La última cuestión, que tiene una vinculación directa con este libro, es la de la necesidad de contar, explicitar, exponer, hacia dónde queremos ir. Los revolucionarios, sobre todo los de tradición marxista, solemos explicar muy bien la realidad capitalista y los límites a la vida humana en su marco, pero carecemos de la misma capacidad para señalar lo que queremos. El rechazo de Marx al socialismo utópico ha desembocado en la sorprendente idea de que podremos construir un mundo nuevo sin saber de qué se trata. Y, por sobre todas las cosas, que podremos entusiasmar a las masas con un futuro que no somos capaces de describir siquiera someramente. Así, pareciera que aspiramos a triunfar con el único combustible procedente del rechazo al estado de cosas existente y nada más. El supuesto detrás de tan fantástica idea es que automáticamente, el proletariado liberado sabrá dónde dirigirse, sin entender que la liberación consiste, precisamente, no en el acto negativo de la toma del poder político (la destrucción del Estado burgués), sino en el positivo proceso de construcción de ese nuevo orden.

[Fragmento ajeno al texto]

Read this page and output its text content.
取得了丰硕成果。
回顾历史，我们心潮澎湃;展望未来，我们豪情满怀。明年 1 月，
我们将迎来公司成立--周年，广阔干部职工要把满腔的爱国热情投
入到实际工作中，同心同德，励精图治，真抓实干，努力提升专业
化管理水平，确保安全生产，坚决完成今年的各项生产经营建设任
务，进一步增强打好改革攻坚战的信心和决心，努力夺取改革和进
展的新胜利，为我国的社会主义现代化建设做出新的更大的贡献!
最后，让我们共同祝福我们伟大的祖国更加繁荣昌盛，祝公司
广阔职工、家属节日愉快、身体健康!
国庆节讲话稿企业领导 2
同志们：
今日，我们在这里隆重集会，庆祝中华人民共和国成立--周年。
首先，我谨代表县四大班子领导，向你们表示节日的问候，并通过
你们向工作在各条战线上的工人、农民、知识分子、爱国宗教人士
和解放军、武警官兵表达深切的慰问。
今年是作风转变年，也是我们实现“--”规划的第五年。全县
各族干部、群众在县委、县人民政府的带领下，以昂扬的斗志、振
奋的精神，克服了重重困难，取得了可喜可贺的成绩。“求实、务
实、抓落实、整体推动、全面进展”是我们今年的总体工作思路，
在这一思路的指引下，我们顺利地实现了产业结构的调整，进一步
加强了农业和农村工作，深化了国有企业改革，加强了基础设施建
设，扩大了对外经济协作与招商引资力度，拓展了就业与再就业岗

Queremos construir la más lujosa y espaciosa de las mansiones sin un plano. Y queremos convencer a sus futuros dueños de que solo tienen que confiar en nosotros. La diferencia entre hacer la revolución y construir el socialismo, tan clara para Bogdánov, no tiene cabida en la izquierda revolucionaria, que, a fuerza de realismo, se ha olvidado del socialismo. La reconstrucción de ese sueño es parte esencial de la tarea que nos espera. Una errante Estrella roja marca un camino posible.